Question

What are the exact values of $\cos {150^0}$ and $\sin {150^0}$ ?

Answer 1

First the given values are in the form of the trigonometric values because it contains the trigonometric identities of sine and cosine.
Thus, we start with the position of the problem and to check its quadrant. We will conclude the signs of the values and also with the help of trigonometry identity tables we get the required answer.

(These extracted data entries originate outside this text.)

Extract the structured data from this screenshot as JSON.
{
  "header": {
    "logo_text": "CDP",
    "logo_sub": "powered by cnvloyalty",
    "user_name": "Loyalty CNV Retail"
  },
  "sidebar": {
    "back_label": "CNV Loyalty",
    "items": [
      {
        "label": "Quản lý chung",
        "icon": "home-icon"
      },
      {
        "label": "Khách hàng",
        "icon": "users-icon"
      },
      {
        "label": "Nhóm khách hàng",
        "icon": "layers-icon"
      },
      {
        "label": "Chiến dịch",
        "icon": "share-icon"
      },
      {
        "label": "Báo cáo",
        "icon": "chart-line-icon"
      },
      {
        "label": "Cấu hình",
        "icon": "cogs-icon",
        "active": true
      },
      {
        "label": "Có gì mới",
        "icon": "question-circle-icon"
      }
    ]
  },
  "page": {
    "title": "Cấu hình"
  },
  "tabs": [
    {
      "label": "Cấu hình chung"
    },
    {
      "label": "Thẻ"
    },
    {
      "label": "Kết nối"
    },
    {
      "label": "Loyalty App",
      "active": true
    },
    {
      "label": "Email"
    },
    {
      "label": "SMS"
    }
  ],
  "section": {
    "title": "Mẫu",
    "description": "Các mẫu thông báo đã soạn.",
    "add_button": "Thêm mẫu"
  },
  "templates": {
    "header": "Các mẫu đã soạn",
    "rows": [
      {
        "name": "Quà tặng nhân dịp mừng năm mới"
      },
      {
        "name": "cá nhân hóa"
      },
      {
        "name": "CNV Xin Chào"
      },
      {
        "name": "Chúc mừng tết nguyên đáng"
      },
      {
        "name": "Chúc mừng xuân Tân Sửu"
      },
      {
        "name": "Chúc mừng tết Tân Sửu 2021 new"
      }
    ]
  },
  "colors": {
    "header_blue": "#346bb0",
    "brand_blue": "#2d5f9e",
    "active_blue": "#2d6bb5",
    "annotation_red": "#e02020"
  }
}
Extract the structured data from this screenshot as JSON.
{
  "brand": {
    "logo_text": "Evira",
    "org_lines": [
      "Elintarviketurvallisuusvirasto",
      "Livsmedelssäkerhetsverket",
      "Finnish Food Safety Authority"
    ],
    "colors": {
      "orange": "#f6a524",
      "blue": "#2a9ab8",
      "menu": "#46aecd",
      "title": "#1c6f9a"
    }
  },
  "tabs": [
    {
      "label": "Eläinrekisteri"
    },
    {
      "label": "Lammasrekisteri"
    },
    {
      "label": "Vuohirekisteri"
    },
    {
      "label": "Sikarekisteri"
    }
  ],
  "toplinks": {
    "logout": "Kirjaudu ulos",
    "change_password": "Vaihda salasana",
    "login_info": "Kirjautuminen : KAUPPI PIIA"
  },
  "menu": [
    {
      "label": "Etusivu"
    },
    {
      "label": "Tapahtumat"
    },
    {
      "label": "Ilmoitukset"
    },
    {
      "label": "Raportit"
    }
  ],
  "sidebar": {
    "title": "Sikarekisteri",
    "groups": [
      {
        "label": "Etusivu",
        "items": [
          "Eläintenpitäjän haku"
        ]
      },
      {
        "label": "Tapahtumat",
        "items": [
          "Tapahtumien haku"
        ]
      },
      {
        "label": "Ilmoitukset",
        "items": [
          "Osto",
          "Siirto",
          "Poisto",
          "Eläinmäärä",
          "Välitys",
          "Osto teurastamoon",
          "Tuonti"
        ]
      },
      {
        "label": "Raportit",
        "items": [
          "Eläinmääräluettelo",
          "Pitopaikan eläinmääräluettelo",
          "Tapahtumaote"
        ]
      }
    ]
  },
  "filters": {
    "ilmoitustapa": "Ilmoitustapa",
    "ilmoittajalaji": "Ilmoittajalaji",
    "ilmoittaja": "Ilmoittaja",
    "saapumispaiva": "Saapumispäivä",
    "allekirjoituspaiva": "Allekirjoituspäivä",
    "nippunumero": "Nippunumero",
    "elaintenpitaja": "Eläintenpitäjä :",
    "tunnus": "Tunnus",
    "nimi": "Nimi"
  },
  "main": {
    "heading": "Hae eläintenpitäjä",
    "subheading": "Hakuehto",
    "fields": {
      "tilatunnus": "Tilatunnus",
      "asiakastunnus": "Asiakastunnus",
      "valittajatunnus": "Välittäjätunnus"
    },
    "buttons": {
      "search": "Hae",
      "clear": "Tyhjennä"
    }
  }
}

Complete step-by-step solution:
Since from the given, we have the two values of the sine and cosine as $\cos {150^0}$ and $\sin {150^0}$. We need to find its exact values.
Let us start with ${150^0} = {180^0} - {30^0}$ and then we will replace into the given values $\cos {150^0} = \cos ({180^0} - {30^0})$
Since using the trigonometric identities, the value of the $\cos ({180^0} - \theta ) = - \cos \theta$
Thus $\cos {150^0} = \cos ({180^0} - {30^0})$ can be expressed as in the form of $\cos {150^0} = \cos ({180^0} - {30^0}) = - \cos {30^0}$
Once using the trigonometry values and the table we know that the $\cos {30^0} = \dfrac{{\sqrt 3 }}{2}$

Angle in degrees	$0^\circ$	$30^\circ$	$45^\circ$	$60^\circ$	$90^\circ$
$\cos$	$1$	$\dfrac{{\sqrt 3 }}{2}$	$\dfrac{1}{{\sqrt 2 }}$	$\dfrac{1}{2}$	$0$

Hence, we get the value of $- \cos {30^0} = \dfrac{{ - \sqrt 3 }}{2}$
Now the same method follows for the sine, with ${150^0} = {180^0} - {30^0}$ and then we will replace into the given values $\sin {150^0} = \sin ({180^0} - {30^0})$
Since using the trigonometric identities, the value of the $\sin ({180^0} - \theta ) = \sin \theta$
Thus $\sin {150^0} = \sin ({180^0} - {30^0})$ can be expressed as in the form of $\sin {150^0} = \sin ({180^0} - {30^0}) = \sin {30^0}$
Once using the trigonometry values and the table we know that the $\sin {30^0} = \dfrac{1}{2}$

Angle in degrees	$0^\circ$	$30^\circ$	$45^\circ$	$60^\circ$	$90^\circ$
$\sin$	$0$	$\dfrac{1}{2}$	$\dfrac{1}{{\sqrt 2 }}$	$\dfrac{{\sqrt 3 }}{2}$	$1$

Hence, we get the value of $\sin {30^0} = \dfrac{1}{2}$
Therefore, the exact values of the sine and cosine for $\cos {150^0}$ and $\sin {150^0}$ are $\cos {150^0} = - \dfrac{{\sqrt 3 }}{2}$ and $\sin {150^0} = \dfrac{1}{2}$.

Note: Both values of the $\sin {150^0} = \sin {30^0}$ are the same because the reference angle for the $150$ is equal to the $30$ triangle formed in the unit circle.
The angle is referenced in the form when the perpendicular is dropped from the unit circle to the x-axis, which forms a right triangle.